Phil Windley blogs a talk by Mike Kruckenberg:
Mike specifically concerned with translating documents for web and print (namely PDF). They created a document standard with a Schema and developed templates for XML authoring application to make creating the documents easy. They created an customized XML authoring environment from an off the shelf tool that was essentially the destination for any conversion process. They also provided an online tool for people who didn’t have access to the authoring tool.

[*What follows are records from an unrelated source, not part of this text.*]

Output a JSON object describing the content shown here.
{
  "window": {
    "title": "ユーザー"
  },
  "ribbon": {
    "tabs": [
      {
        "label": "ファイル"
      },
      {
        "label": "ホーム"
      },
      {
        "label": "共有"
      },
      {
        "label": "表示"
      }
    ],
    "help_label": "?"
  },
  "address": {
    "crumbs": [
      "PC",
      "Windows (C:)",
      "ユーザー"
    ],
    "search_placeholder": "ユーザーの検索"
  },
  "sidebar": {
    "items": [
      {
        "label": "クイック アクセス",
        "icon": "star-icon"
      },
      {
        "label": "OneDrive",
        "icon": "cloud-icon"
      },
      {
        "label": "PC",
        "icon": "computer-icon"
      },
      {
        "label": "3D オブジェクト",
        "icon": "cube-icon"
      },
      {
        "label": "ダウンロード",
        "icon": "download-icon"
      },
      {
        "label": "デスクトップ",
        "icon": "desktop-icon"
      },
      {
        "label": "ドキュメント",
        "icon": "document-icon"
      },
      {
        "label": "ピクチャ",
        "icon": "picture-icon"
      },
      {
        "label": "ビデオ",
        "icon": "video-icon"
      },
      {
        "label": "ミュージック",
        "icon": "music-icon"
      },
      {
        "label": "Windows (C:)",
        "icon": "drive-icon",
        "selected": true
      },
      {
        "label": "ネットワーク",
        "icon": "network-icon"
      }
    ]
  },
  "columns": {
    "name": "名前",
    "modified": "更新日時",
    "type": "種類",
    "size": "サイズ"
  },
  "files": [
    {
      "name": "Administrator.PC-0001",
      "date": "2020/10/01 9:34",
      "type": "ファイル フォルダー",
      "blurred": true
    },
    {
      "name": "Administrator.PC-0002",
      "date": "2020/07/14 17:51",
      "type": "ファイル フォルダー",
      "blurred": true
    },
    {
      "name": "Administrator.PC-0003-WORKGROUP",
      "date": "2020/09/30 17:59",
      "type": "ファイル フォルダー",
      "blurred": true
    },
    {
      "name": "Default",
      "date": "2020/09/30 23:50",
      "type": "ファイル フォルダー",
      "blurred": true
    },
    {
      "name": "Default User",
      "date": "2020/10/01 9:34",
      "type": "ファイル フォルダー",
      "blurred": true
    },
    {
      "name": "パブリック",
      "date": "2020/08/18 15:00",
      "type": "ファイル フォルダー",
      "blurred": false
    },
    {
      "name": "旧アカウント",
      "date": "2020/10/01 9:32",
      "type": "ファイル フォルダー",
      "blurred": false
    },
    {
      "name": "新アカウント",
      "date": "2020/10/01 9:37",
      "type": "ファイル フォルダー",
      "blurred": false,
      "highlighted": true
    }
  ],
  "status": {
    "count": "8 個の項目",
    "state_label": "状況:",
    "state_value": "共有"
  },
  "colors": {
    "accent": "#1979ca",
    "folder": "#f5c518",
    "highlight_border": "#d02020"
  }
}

Existing HTML documents were cleaned up with Tidy and then a homegrown tool translated the cleaned-up HTML to XML. Once the XML was valid, the XML document was put into the database. For MS WOrd document, they tried a bunch of things, wvWare, saving as HTML, saving as RTF, and third party stand alone tools. They’re looking forward to WordML. PowerPoint is a big tool for faculty, so it had to be easy to convert to an XML document. For PowerPoint, they have a service which create an XML document from the text and save JPEGs out and wraps everything up in XML.
The transform is done using the libxml2 and libxslt libraries fro Gnome because the have good performance and command line and Perl interfaces. xmllint validates XML against a DTD. xsltproc renders XML as HTML.
Just rendering HTML isn’t the goal however. The goal is to render HTML and PDF for print. Mike and his team used FOP and XSL:FO to create PDF.